St. Lca: Cutting August holidays short

The Education Ministry last week announced that school summer vacation would be drastically cut. Vacation, which normally spans from about mid-July to early September, roughly eight weeks, is to now end on August 30.

The reason?

“The ministry has, in the past, noted the negative impact which events such as Carnival and the departure of teachers to mark CXC Examinations are having on the education system,” a June 29 press release from the Ministry of Education read. “It is clear that instructional activities wind down significantly after June 30 each year, as a consequence of the aforementioned events.

“In order to achieve maximum instructional days, the ministry has reconfigured the 2004/2005 academic year to commence on August 30, 2004 and end on July 8, 2005. Principals and teachers are hereby informed that the week commencing August 22 be designated for planning and professional development for the coming year.”

Not only did the bad news disappoint kids and parents eagerly awaiting a long sabbatical from the hassle of those endless school days, the teachers weren’t having it either!
According to Urban Dolor, president of the St Lucia Teachers’ Union, there were many other options, besides cutting vacation time, available to the Education Ministry.

“The minister ought to have consulted us on a matter of legislature. The work plan published last year indicated that the next school year would begin on September 6. Everyone—parents, teachers and students—made plans with the knowledge they would have to return by early September to begin the school year. In fact, the ministry even gave teachers permission to be away from the state until August 29. There is also a course sanctioned by the ministry that ends somewhere around August 12. Teachers now have a one-week period for vacation. The teachers are complaining that they cannot be expected to return on August 22, and I agree with them.
The Eucation minister, whoever he is, needs his head examined. This is a bad decision all round, especially for those teachers who go to mark CXC.

CXC exams are marked over a very intense and draining two-week period in July.
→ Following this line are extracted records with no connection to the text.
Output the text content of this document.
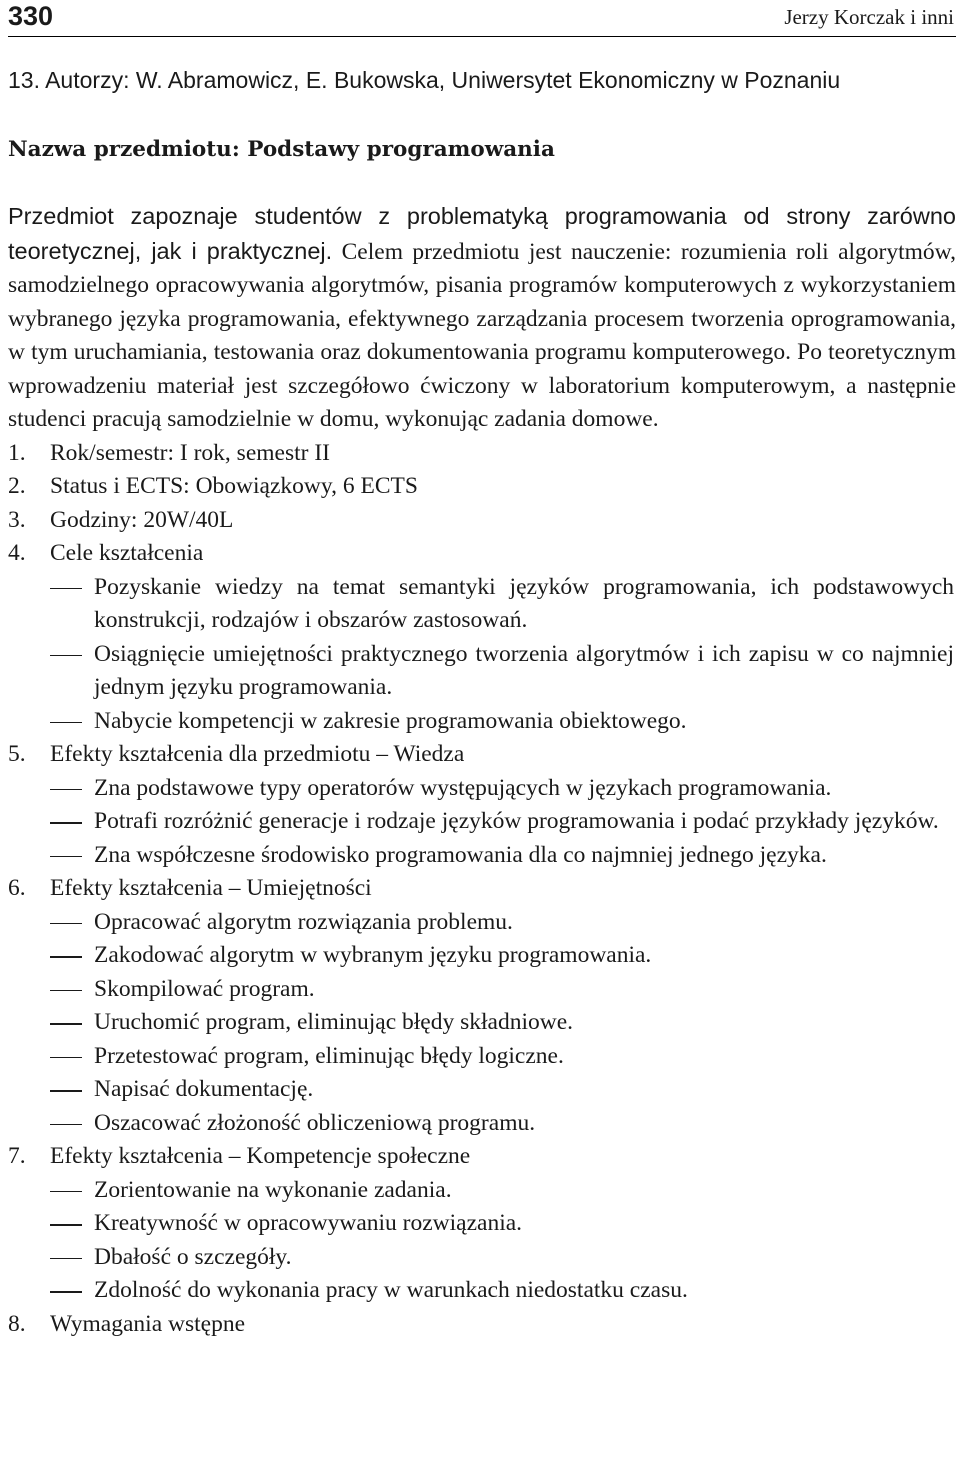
330	Jerzy Korczak i inni

13. Autorzy: W. Abramowicz, E. Bukowska, Uniwersytet Ekonomiczny w Poznaniu

Nazwa przedmiotu: Podstawy programowania

Przedmiot zapoznaje studentów z problematyką programowania od strony zarówno teoretycznej, jak i praktycznej. Celem przedmiotu jest nauczenie: rozumienia roli algorytmów, samodzielnego opracowywania algorytmów, pisania programów komputerowych z wykorzystaniem wybranego języka programowania, efektywnego zarządzania procesem tworzenia oprogramowania, w tym uruchamiania, testowania oraz dokumentowania programu komputerowego. Po teoretycznym wprowadzeniu materiał jest szczegółowo ćwiczony w laboratorium komputerowym, a następnie studenci pracują samodzielnie w domu, wykonując zadania domowe.

1.	Rok/semestr: I rok, semestr II
2.	Status i ECTS: Obowiązkowy, 6 ECTS
3.	Godziny: 20W/40L
4.	Cele kształcenia
Pozyskanie wiedzy na temat semantyki języków programowania, ich podstawowych konstrukcji, rodzajów i obszarów zastosowań.
Osiągnięcie umiejętności praktycznego tworzenia algorytmów i ich zapisu w co najmniej jednym języku programowania.
Nabycie kompetencji w zakresie programowania obiektowego.
5.	Efekty kształcenia dla przedmiotu – Wiedza
Zna podstawowe typy operatorów występujących w językach programowania.
Potrafi rozróżnić generacje i rodzaje języków programowania i podać przykłady języków.
Zna współczesne środowisko programowania dla co najmniej jednego języka.
6.	Efekty kształcenia – Umiejętności
Opracować algorytm rozwiązania problemu.
Zakodować algorytm w wybranym języku programowania.
Skompilować program.
Uruchomić program, eliminując błędy składniowe.
Przetestować program, eliminując błędy logiczne.
Napisać dokumentację.
Oszacować złożoność obliczeniową programu.
7.	Efekty kształcenia – Kompetencje społeczne
Zorientowanie na wykonanie zadania.
Kreatywność w opracowywaniu rozwiązania.
Dbałość o szczegóły.
Zdolność do wykonania pracy w warunkach niedostatku czasu.
8.	Wymagania wstępne
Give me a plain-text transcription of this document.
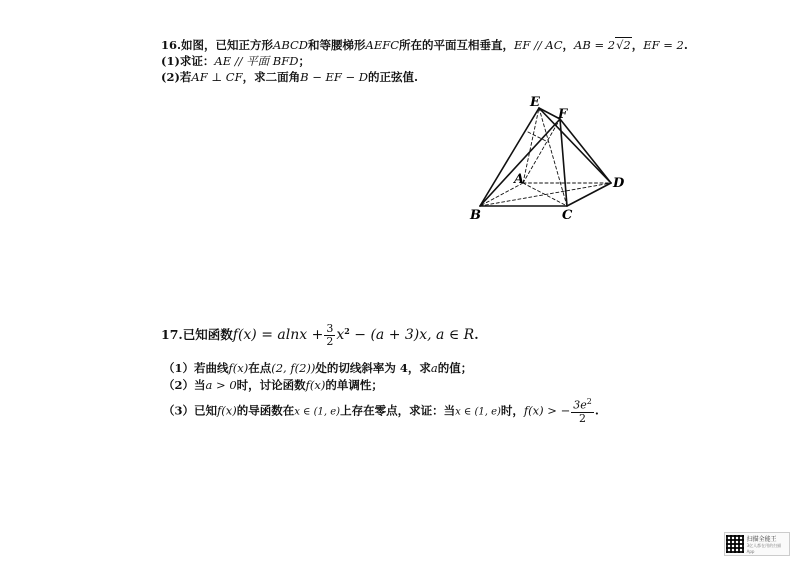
16.如图，已知正方形ABCD和等腰梯形AEFC所在的平面互相垂直，EF // AC，AB = 2√2，EF = 2.
(1)求证：AE // 平面 BFD；
(2)若AF ⊥ CF，求二面角B − EF − D的正弦值.
E
F
A
B	C
D
17.已知函数$f(x) = alnx + \frac{3}{2} x^2 - (a + 3)x$, a ∈ R.
（1）若曲线f(x)在点(2, f(2))处的切线斜率为 4，求a的值；
（2）当a > 0时，讨论函数f(x)的单调性；
（3）已知f(x)的导函数在x ∈ (1, e)上存在零点，求证：当x ∈ (1, e)时，f(x) > − $\frac{3e^2}{2}$ .
扫描全能王
3亿人都在用的扫描App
Teachers usually leave just a day after the school year that ends, in July, to mark CXC. There's no pause for unwinding. Standardization of marking begins the after arrival, in whatever country in which one will mark exam papers (marking for the various subjects is spread all over the Caribbean), and extends from 8AM-4PM. Marking occurs six days a week during those same hours.

At the end of the marking period, all one is good for is vegetating, and the August month is too short a time to recuperate from both the school year AND CXC marking.

Somebody in the Ministry of Education needs his head examined if he thinks he'll get a more hard-working teaching staff by shortening the vacation period.